Tonight would be a great time for Farrior's best game. There's not much doubt what the Washington Redskins will try to do. "They're going to be feeding the ball to [Clinton] Portis all night," Farrior said.
The NFL's rushing leader.
"He's ran for 944 yards," Farrior said, knowing the figure by heart.
It's nice to think the Steelers will keep Portis from going over 1,000. If they do, their chances of winning will be excellent because they'll force quarterback Jason Campbell to beat them. It's true, Campbell hasn't thrown an interception all season, but he's not the same threat as Portis, who's averaging 118 rushing yards a game and 5 yards a carry, and has scored seven touchdowns.
"He's got all the running back skills, but his best attribute is his vision," Farrior said. "He's able to find the smallest crease and get through it when no one else can. Then, it's off to the races. ...
"We've got to be perfect with our technique and we can't be out of position. We all know that. We welcome the challenge. We love going against the best and seeing how we stack up."
Know this: Farrior will be in the middle of all of it. His teammates count on him more than any player. Ben Roethlisberger and Hines Ward might be offensive leaders, but Farrior is the team leader. No one is a close second.
That's why Farrior made it a point to speak with wide receiver Santonio Holmes, who was cited for marijuana possession before the New York Giants game last weekend and was deactivated by coach Mike Tomlin. It's no coincidence the Steelers lost, 21-14.

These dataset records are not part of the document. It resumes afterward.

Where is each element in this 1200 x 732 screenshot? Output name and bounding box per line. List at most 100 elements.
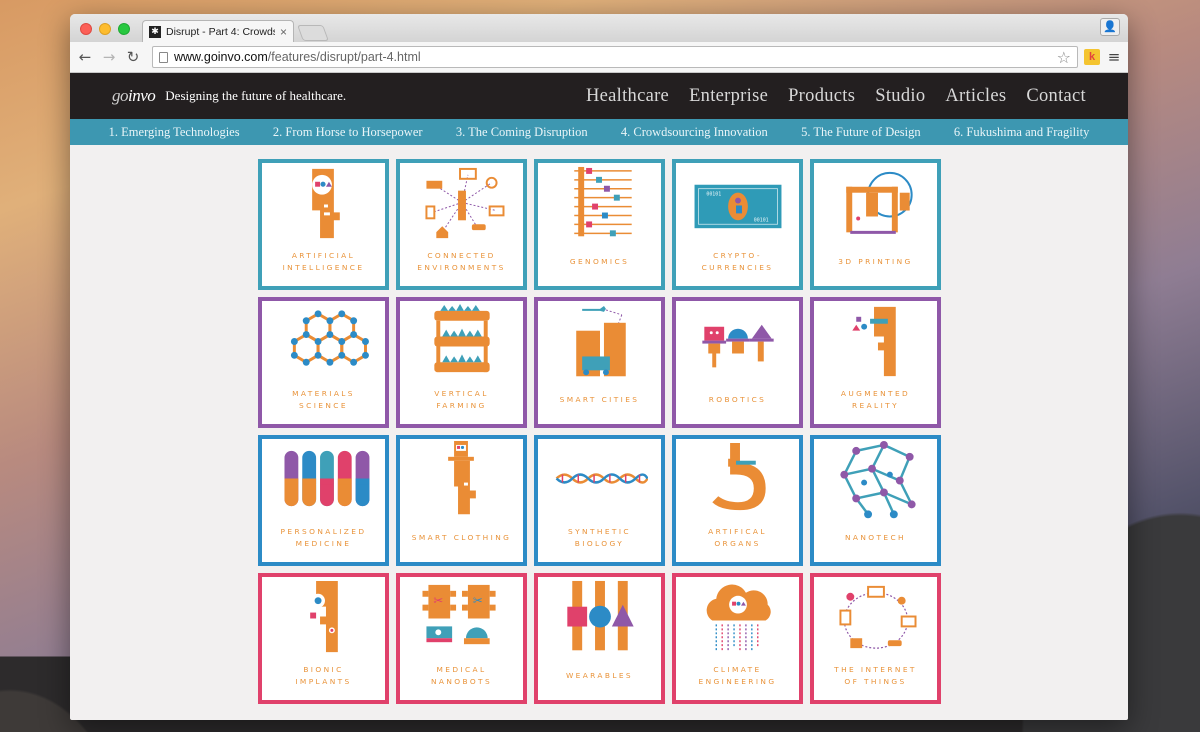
tile-label: Genomics — [569, 257, 630, 267]
tile-synthetic-biology[interactable]: Synthetic Biology — [534, 435, 665, 566]
disrupt-parts-nav: 1. Emerging Technologies 2. From Horse t… — [70, 119, 1128, 145]
tile-crypto-currencies[interactable]: 00101 00101 Crypto- Currencies — [672, 159, 803, 290]
tile-label: Vertical Farming — [434, 389, 489, 410]
menu-icon[interactable]: ≡ — [1106, 48, 1122, 66]
tile-label: Synthetic Biology — [568, 527, 631, 548]
tile-artificial-intelligence[interactable]: Artificial Intelligence — [258, 159, 389, 290]
svg-text:✂: ✂ — [472, 594, 482, 608]
close-window-button[interactable] — [80, 23, 92, 35]
tile-genomics[interactable]: Genomics — [534, 159, 665, 290]
tile-augmented-reality[interactable]: Augmented Reality — [810, 297, 941, 428]
bionic-head-icon — [309, 580, 338, 653]
stomach-icon — [711, 442, 766, 511]
printer-3d-icon — [845, 171, 913, 234]
genomics-icon — [573, 166, 632, 237]
pills-icon — [283, 450, 369, 507]
nav-healthcare[interactable]: Healthcare — [586, 86, 669, 107]
logo-part-go: go — [112, 86, 129, 105]
tile-smart-cities[interactable]: Smart Cities — [534, 297, 665, 428]
tile-label: Smart Cities — [559, 395, 640, 405]
zoom-window-button[interactable] — [118, 23, 130, 35]
tile-personalized-medicine[interactable]: Personalized Medicine — [258, 435, 389, 566]
tile-label: The Internet of Things — [834, 665, 917, 686]
hat-head-icon — [447, 440, 476, 515]
tile-vertical-farming[interactable]: Vertical Farming — [396, 297, 527, 428]
new-tab-button[interactable] — [297, 25, 329, 41]
tab-strip: ✱ Disrupt - Part 4: Crowdsou × 👤 — [70, 14, 1128, 42]
part-link-1[interactable]: 1. Emerging Technologies — [109, 125, 240, 140]
browser-window: ✱ Disrupt - Part 4: Crowdsou × 👤 ← → ↻ w… — [70, 14, 1128, 720]
url-text[interactable]: www.goinvo.com/features/disrupt/part-4.h… — [174, 50, 1051, 64]
reload-icon[interactable]: ↻ — [124, 48, 142, 66]
part-link-3[interactable]: 3. The Coming Disruption — [456, 125, 588, 140]
technology-grid: Artificial Intelligence — [258, 159, 941, 704]
part-link-2[interactable]: 2. From Horse to Horsepower — [273, 125, 423, 140]
goinvo-logo[interactable]: goinvo — [112, 86, 156, 106]
tile-bionic-implants[interactable]: Bionic Implants — [258, 573, 389, 704]
tile-label: Climate Engineering — [698, 665, 777, 686]
tile-label: 3D Printing — [838, 257, 913, 267]
tile-label: Artificial Intelligence — [282, 251, 365, 272]
svg-text:00101: 00101 — [753, 217, 768, 223]
tile-climate-engineering[interactable]: Climate Engineering — [672, 573, 803, 704]
robots-icon — [701, 324, 774, 368]
nav-studio[interactable]: Studio — [875, 86, 925, 107]
minimize-window-button[interactable] — [99, 23, 111, 35]
logo-part-invo: invo — [128, 86, 156, 105]
ai-head-icon — [311, 168, 340, 239]
tile-label: Connected Environments — [417, 251, 506, 272]
url-path: /features/disrupt/part-4.html — [267, 50, 421, 64]
tile-artifical-organs[interactable]: Artifical Organs — [672, 435, 803, 566]
iot-icon — [838, 585, 916, 649]
tile-materials-science[interactable]: Materials Science — [258, 297, 389, 428]
part-link-5[interactable]: 5. The Future of Design — [801, 125, 921, 140]
vertical-farm-icon — [433, 303, 490, 373]
tile-label: Crypto- Currencies — [701, 251, 774, 272]
tab-close-icon[interactable]: × — [280, 25, 287, 39]
nav-contact[interactable]: Contact — [1026, 86, 1086, 107]
main-nav: Healthcare Enterprise Products Studio Ar… — [586, 86, 1086, 107]
address-bar[interactable]: www.goinvo.com/features/disrupt/part-4.h… — [152, 46, 1078, 68]
nav-products[interactable]: Products — [788, 86, 855, 107]
svg-text:✂: ✂ — [433, 594, 443, 608]
tile-nanotech[interactable]: Nanotech — [810, 435, 941, 566]
tile-wearables[interactable]: Wearables — [534, 573, 665, 704]
favicon-icon: ✱ — [149, 25, 161, 38]
tile-label: Smart Clothing — [411, 533, 512, 543]
ar-head-icon — [851, 306, 896, 377]
site-tagline: Designing the future of healthcare. — [165, 88, 347, 103]
site-header: goinvo Designing the future of healthcar… — [70, 73, 1128, 119]
tile-label: Robotics — [708, 395, 767, 405]
tile-3d-printing[interactable]: 3D Printing — [810, 159, 941, 290]
tile-internet-of-things[interactable]: The Internet of Things — [810, 573, 941, 704]
browser-tab[interactable]: ✱ Disrupt - Part 4: Crowdsou × — [142, 20, 294, 42]
svg-text:00101: 00101 — [706, 192, 721, 198]
part-link-4[interactable]: 4. Crowdsourcing Innovation — [621, 125, 768, 140]
smart-city-icon — [575, 305, 626, 377]
extension-icon[interactable]: k — [1084, 49, 1100, 65]
connected-icon — [424, 167, 504, 239]
cloud-icon — [706, 584, 771, 653]
nanobots-icon: ✂ ✂ — [421, 584, 496, 645]
tile-label: Artifical Organs — [708, 527, 767, 548]
nav-articles[interactable]: Articles — [945, 86, 1006, 107]
tab-title: Disrupt - Part 4: Crowdsou — [166, 25, 275, 38]
back-arrow-icon[interactable]: ← — [76, 48, 94, 66]
page-icon — [159, 51, 168, 63]
tile-robotics[interactable]: Robotics — [672, 297, 803, 428]
window-controls — [80, 23, 130, 35]
tile-label: Wearables — [565, 671, 634, 681]
tile-label: Nanotech — [844, 533, 907, 543]
tile-smart-clothing[interactable]: Smart Clothing — [396, 435, 527, 566]
tile-label: Medical Nanobots — [430, 665, 493, 686]
url-host: www.goinvo.com — [174, 50, 268, 64]
nav-enterprise[interactable]: Enterprise — [689, 86, 768, 107]
tile-connected-environments[interactable]: Connected Environments — [396, 159, 527, 290]
forward-arrow-icon[interactable]: → — [100, 48, 118, 66]
bookmark-star-icon[interactable]: ☆ — [1057, 48, 1071, 67]
tile-label: Personalized Medicine — [280, 527, 367, 548]
part-link-6[interactable]: 6. Fukushima and Fragility — [954, 125, 1089, 140]
profile-icon[interactable]: 👤 — [1100, 18, 1120, 36]
molecule-icon — [839, 440, 916, 519]
tile-medical-nanobots[interactable]: ✂ ✂ Medical Nanobots — [396, 573, 527, 704]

I'm thinking that little chat with Farrior might have done wonders for Holmes, who will start against the Redskins.
"I didn't have to say much," Farrior said. "I know 'Tone pretty well. He understands now how valuable he is to this team. He learned his lesson. He stood up like a man in front of us and gave his apology. I thought it was heart-felt. I was OK with it."
If Farrior was OK with it, all of the Steelers were OK with it. That's the kind of weight he carries in the locker room.

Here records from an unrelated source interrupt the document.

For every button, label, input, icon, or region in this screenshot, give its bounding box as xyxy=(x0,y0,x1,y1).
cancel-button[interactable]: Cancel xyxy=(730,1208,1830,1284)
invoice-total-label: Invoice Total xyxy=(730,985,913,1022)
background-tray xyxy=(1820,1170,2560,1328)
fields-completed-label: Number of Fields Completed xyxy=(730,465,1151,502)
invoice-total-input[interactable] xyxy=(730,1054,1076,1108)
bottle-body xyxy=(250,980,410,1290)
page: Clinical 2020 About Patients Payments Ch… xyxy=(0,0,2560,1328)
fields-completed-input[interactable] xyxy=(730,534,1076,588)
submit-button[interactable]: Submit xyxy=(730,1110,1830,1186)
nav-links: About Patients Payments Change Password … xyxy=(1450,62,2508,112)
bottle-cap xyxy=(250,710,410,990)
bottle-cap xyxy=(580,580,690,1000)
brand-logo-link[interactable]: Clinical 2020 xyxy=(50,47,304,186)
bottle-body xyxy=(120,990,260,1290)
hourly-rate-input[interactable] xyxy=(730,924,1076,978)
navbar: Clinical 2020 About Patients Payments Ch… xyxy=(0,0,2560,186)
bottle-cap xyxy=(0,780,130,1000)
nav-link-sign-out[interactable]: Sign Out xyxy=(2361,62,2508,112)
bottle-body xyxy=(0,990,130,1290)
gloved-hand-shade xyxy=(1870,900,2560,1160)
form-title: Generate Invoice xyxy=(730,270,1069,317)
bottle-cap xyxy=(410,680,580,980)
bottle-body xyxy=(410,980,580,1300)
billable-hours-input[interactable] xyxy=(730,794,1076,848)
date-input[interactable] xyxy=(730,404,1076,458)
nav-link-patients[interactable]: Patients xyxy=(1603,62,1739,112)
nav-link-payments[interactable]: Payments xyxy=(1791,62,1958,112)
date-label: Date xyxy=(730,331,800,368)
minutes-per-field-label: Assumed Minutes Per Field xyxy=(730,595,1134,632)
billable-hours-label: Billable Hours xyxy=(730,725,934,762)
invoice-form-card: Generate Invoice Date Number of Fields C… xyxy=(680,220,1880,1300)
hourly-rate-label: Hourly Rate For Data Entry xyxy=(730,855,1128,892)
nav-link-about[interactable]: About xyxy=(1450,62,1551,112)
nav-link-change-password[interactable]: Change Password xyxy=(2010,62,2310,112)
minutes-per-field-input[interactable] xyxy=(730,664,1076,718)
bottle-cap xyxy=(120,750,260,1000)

A lot more than 225 pounds, you might say.
That's another reason the Steelers signed Farrior to a five-year, $18.25 million contract in August. He didn't want to go anywhere. "No player wants to go somewhere and have to start over again. I like it here. I'm on a good team. I've got good players and good coaches around me."
Steelers management didn't want Farrior to go anywhere. His age wasn't a problem. Nor was the team's unsettled ownership issue. The Rooneys and Tomlin knew Farrior's value.
"James shows you: 'This is how we do it here. This is the right way,' " cornerback Deshea Townsend said.
"The young guys should be watching his every move," Polamalu said.
Farrior hopes to play at least two more seasons. There's no reason to doubt he'll make it even if his body aches a little more than it used to. "There are days I'm so sore I don't even want to get out of bed," he said.
It was pretty easy to read his mind:
So what if tomorrow is one of those mornings? Who cares if Portis is feeling just a little worse?